O recurso foi admitido, com subida imediata nos próprios autos e com efeito meramente devolutivo.

Nesse seguimento, a Recorrente apresentou alegações, nas quais concluiu nos seguintes termos:

I - A douta sentença a quo determinou pela anulação da liquidação de Contribuição Especial, emitida em nome do Impugnante, no valor de € 7.042,00, por considerar que, não obstante, ser aquele titular de um alvará de construção para o prédio melhor identificado nos autos, o certo é que tal imóvel, por se encontrar à data da emissão daquela licença na titularidade de outra pessoa jurídica, ficou desprovido de qualquer efeito útil, ao que acresce o facto de a sociedade adquirente do imóvel também ter vindo a obter uma licença de construção em seu nome e para o mesmo imóvel, não podendo, por este motivo, o Impugnante ser considerado sujeito passivo de imposto, nos termos do disposto no art.° 3o do Regulamento da Contribuição Especial, anexo ao DL 54/95 de 22/03.

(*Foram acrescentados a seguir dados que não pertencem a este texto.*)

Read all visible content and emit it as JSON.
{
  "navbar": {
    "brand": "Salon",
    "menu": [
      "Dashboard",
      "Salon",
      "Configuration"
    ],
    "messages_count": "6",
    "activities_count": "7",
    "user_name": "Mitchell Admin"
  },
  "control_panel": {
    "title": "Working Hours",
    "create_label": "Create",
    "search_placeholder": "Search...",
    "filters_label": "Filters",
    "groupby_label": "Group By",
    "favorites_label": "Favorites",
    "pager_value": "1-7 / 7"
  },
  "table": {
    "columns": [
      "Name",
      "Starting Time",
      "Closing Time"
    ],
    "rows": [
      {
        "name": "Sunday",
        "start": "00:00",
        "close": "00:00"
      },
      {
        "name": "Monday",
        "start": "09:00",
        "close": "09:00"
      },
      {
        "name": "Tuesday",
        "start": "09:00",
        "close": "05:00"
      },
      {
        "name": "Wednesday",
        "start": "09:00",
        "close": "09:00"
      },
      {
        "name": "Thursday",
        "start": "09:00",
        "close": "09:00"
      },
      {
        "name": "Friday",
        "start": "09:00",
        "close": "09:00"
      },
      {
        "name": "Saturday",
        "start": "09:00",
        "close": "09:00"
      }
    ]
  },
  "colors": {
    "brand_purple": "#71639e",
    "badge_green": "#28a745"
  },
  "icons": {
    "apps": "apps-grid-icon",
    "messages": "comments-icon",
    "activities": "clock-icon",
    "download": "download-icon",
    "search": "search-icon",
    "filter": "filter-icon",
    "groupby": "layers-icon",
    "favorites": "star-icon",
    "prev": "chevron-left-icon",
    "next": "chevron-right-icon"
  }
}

II - Ora, com a devida vénia pela douta decisão assim formulada e sempre com a ressalva de melhor entendimento, dissente esta RFP do julgado, pois como resulta dos autos, verifica-se que o Impugnante requereu o loteamento urbano do prédio em questão; foi proprietário do lote em causa até á data de 11.11.2004, sendo que, relativamente a este, também requereu e obteve um alvará de construção.

III - Assim, tendo presente o estipulado no art.° 3o do DL 54/95 de 22/03, nos termos do qual, a contribuição é devida pelos titulares do direito de construir em cujo nome seja emitida a licença de construção ou de obra, forçoso se torna concluir que estes pressupostos da tributação se verificavam na pessoa do Impugnante, motivo pelo qual, perante a omissão declarativa prevista no art.° 7o daquele diploma por parte do mesmo, o serviço de finanças competente procedeu à respectiva notificação para entrega da competente declaração e, posteriormente, procedeu à emissão da liquidação de imposto.

IV - Nos termos expostos, constata-se que o Impugnante é o sujeito passivo do imposto, porque requereu e obteve a licença de construção relativa ao imóvel em causa, sendo que, também não cumpriu com as obrigações decorrentes do estipulado no DL n° 555/99 de 16/12 quanto à alteração da titularidade dos alvarás de loteamento e de construção e respectiva comunicação ao serviço de finanças competente.

- O Venerando Tribunal a quo, esteou a sua fundamentação numa errónea apreciação das razões de facto e de direito, pelo que foram violados, entre outros, os artigos art.° 3o e do DL 54/95 de 22/03, motivo pelo qual, a liquidação de Contribuição Especial impugnada, porque legal, deve manter-se na ordem jurídica”.

O Recorrido contra-alegou, tendo formulado as seguintes conclusões:

1ª. Atentas as conclusões da alegação da recorrente, em especial a conclusão II de acordo com a qual a "o thema decidendum, assenta em saber se a impugnante era sujeito passivo de imposto e se estava ou não isenta do mesmo", conclui-se que o objeto do presente recurso reconduz-se única e exclusivamente a questões de direito, sendo o recurso, portanto, da competência da Secção de Contencioso Tributário do Supremo Tribunal Administrativo (cfr. artigo 280.º, n.º 1 do CPPT).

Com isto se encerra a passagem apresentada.